21 Sep 2022

The Evolution of the Scientific Poster: Hybrid Edition

Tamar Schlekat and Trudy Watson-Leung, SETAC

Before COVID, there was general sentiment from scientists interested in innovative science communication that the traditional posters were not conducive to scientific exchange. Most scientific conference goers likely agreed that the traditional poster session could be improved. Mike Morrison, frustrated with the traditional science poster, had just started what was being referred to as a Graphic Design Revolution for Scientific Conference Posters. Morrison’s main recommendations were to showcase the conclusion boldly in the middle of the poster, use the side bars for supporting information and data, and refer the poster viewer to supplemental material online. The idea challenged conference goers, including the authors, to think critically about their poster design. Many SETAC meeting attendees took up the challenge and used Morrison’s ideas in their posters right before COVID shut us all in.

When COVID forced us to adopt virtual meetings, we quickly learned that posters designed to be hung on large boards are not legible viewed on a screen, no matter how large. A few industrious people tried the enhanced poster design, PDFs with interactive capabilities, that the SETAC meeting platform accommodated. Available functions include interactive slides that zoom into specific content on your poster, with optional video and audio syncing. Many presenters chose to narrate their poster in accompanying short videos or audio files. Those options worked well for a virtual conference.
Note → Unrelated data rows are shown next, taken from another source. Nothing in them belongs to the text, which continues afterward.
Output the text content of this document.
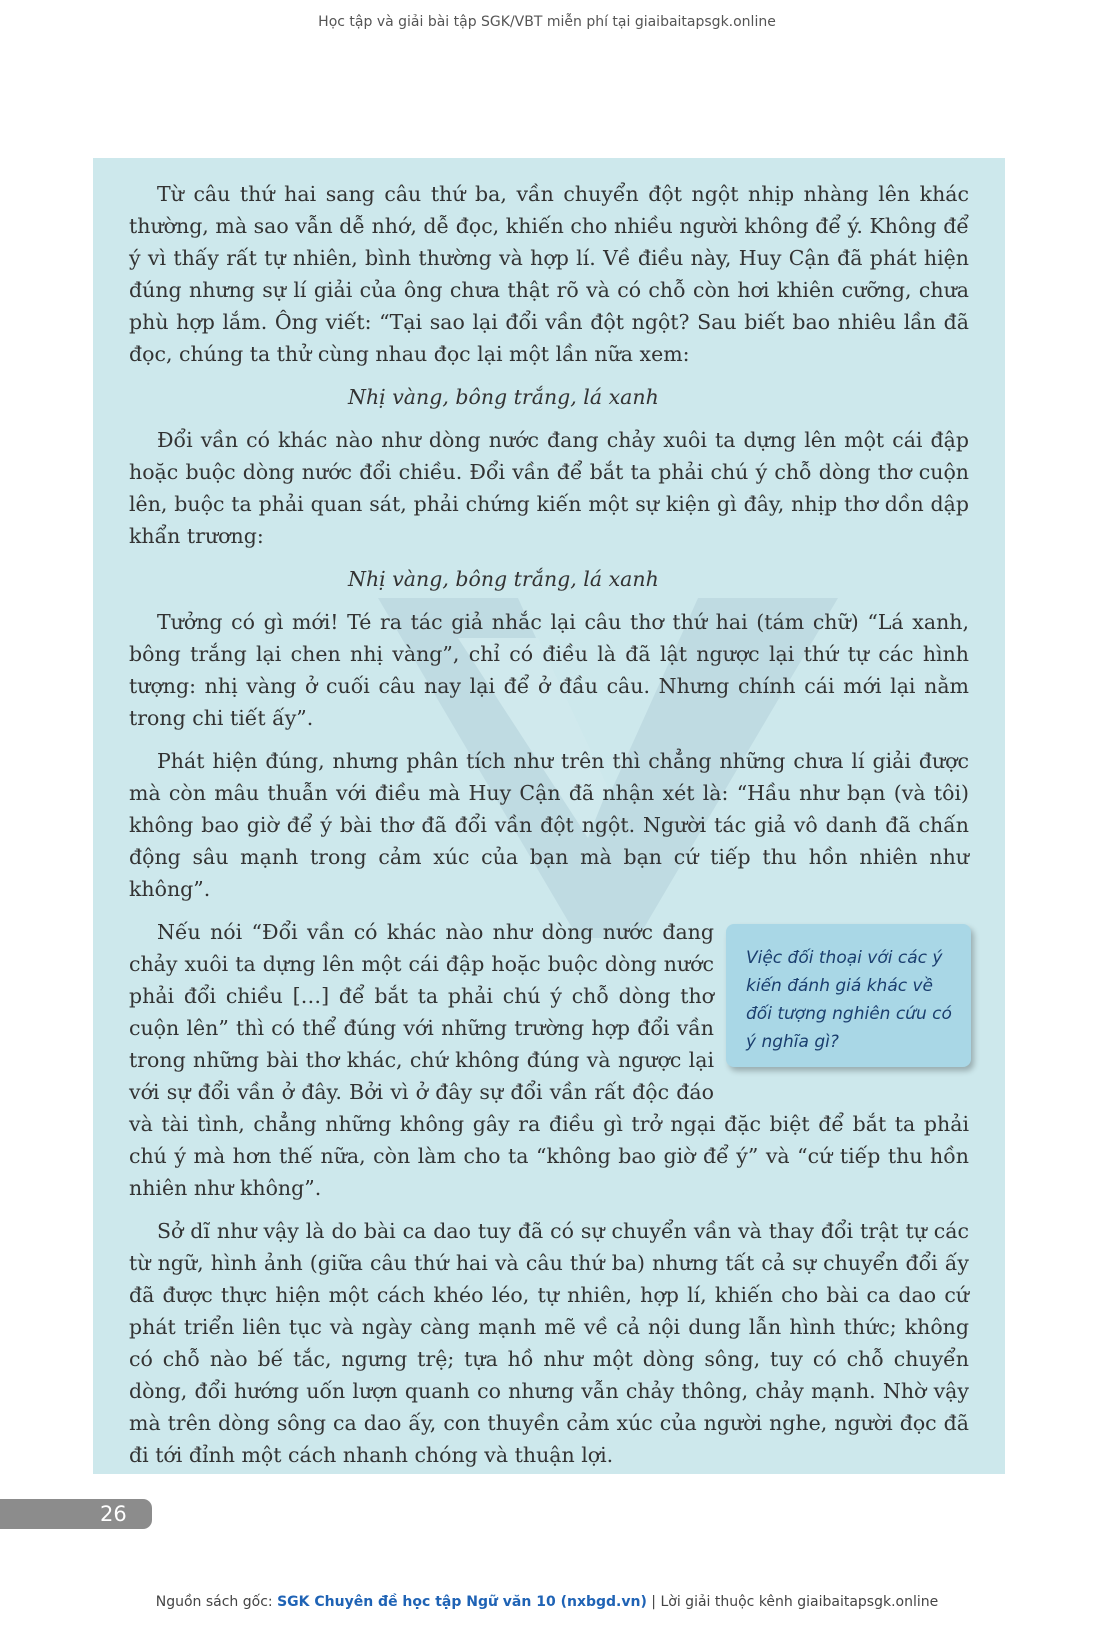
Học tập và giải bài tập SGK/VBT miễn phí tại giaibaitapsgk.online

Từ câu thứ hai sang câu thứ ba, vần chuyển đột ngột nhịp nhàng lên khác thường, mà sao vẫn dễ nhớ, dễ đọc, khiến cho nhiều người không để ý. Không để ý vì thấy rất tự nhiên, bình thường và hợp lí. Về điều này, Huy Cận đã phát hiện đúng nhưng sự lí giải của ông chưa thật rõ và có chỗ còn hơi khiên cưỡng, chưa phù hợp lắm. Ông viết: “Tại sao lại đổi vần đột ngột? Sau biết bao nhiêu lần đã đọc, chúng ta thử cùng nhau đọc lại một lần nữa xem:

Nhị vàng, bông trắng, lá xanh

Đổi vần có khác nào như dòng nước đang chảy xuôi ta dựng lên một cái đập hoặc buộc dòng nước đổi chiều. Đổi vần để bắt ta phải chú ý chỗ dòng thơ cuộn lên, buộc ta phải quan sát, phải chứng kiến một sự kiện gì đây, nhịp thơ dồn dập khẩn trương:

Nhị vàng, bông trắng, lá xanh

Tưởng có gì mới! Té ra tác giả nhắc lại câu thơ thứ hai (tám chữ) “Lá xanh, bông trắng lại chen nhị vàng”, chỉ có điều là đã lật ngược lại thứ tự các hình tượng: nhị vàng ở cuối câu nay lại để ở đầu câu. Nhưng chính cái mới lại nằm trong chi tiết ấy”.

Phát hiện đúng, nhưng phân tích như trên thì chẳng những chưa lí giải được mà còn mâu thuẫn với điều mà Huy Cận đã nhận xét là: “Hầu như bạn (và tôi) không bao giờ để ý bài thơ đã đổi vần đột ngột. Người tác giả vô danh đã chấn động sâu mạnh trong cảm xúc của bạn mà bạn cứ tiếp thu hồn nhiên như không”.

Việc đối thoại với các ý kiến đánh giá khác về đối tượng nghiên cứu có ý nghĩa gì?

Nếu nói “Đổi vần có khác nào như dòng nước đang chảy xuôi ta dựng lên một cái đập hoặc buộc dòng nước phải đổi chiều […] để bắt ta phải chú ý chỗ dòng thơ cuộn lên” thì có thể đúng với những trường hợp đổi vần trong những bài thơ khác, chứ không đúng và ngược lại với sự đổi vần ở đây. Bởi vì ở đây sự đổi vần rất độc đáo và tài tình, chẳng những không gây ra điều gì trở ngại đặc biệt để bắt ta phải chú ý mà hơn thế nữa, còn làm cho ta “không bao giờ để ý” và “cứ tiếp thu hồn nhiên như không”.

Sở dĩ như vậy là do bài ca dao tuy đã có sự chuyển vần và thay đổi trật tự các từ ngữ, hình ảnh (giữa câu thứ hai và câu thứ ba) nhưng tất cả sự chuyển đổi ấy đã được thực hiện một cách khéo léo, tự nhiên, hợp lí, khiến cho bài ca dao cứ phát triển liên tục và ngày càng mạnh mẽ về cả nội dung lẫn hình thức; không có chỗ nào bế tắc, ngưng trệ; tựa hồ như một dòng sông, tuy có chỗ chuyển dòng, đổi hướng uốn lượn quanh co nhưng vẫn chảy thông, chảy mạnh. Nhờ vậy mà trên dòng sông ca dao ấy, con thuyền cảm xúc của người nghe, người đọc đã đi tới đỉnh một cách nhanh chóng và thuận lợi.

26
Nguồn sách gốc: SGK Chuyên đề học tập Ngữ văn 10 (nxbgd.vn) | Lời giải thuộc kênh giaibaitapsgk.online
Now that we recognize the benefits of incorporating virtual components even as we return to in-person events, the hybrid conference format brings new challenges to poster presenters. Virtual meeting attendees will only be able to see what is posted online, but the in-person audience will be able to engage with presenters on site, then follow-up for more details by going to the virtual poster. How can a presenter prepare both an in-person and an online version of their poster that best showcases their work? What’s the best way to design a poster to attract someone to truly interact with the presenter rather than “read” a poster? We at SETAC have been thinking about that for quite some time and have some new and novel ideas.

Download a copy of the poster template.
  • For the virtual component, upload a short presentation (a few narrated slides; less than 200 MB) or prepare an enhanced poster. Attach a PDF of detailed information, methods, data tables, tool or model outputs, and even full manuscripts, if you wish.
  • For the in-person component, keep it simple! Make it attractive and catchy, and reference your online content for details. This should make it much easier for you to present an overview of your work to poster visitors and have them get the main point of the work without getting bogged down in details. Feel free to make use of the poster PowerPoint template we developed for all presenters.
  • For both formats, keep in mind accessibility considerations.

Tips for keeping your printed poster simple:

  • Put the conclusion at the top where it can be easily read. Keep in mind that the hall can get crowded, and sometimes people are assessing your poster from far away or through a crowd to know if they should stop to learn more.
  • Include pictures, infographics and a graphical abstract.
  • Be clear and concise in all statements; avoid long narratives and make use of lists.
  • Minimize the number of fonts used, choose a color scheme, and resist the temptation to overload the poster with data tables (refer to How to design an effective scientific poster).

There are many free online tools available to help. YouTube is full of training videos about how to record a poster presentation, and there are many ways to do so.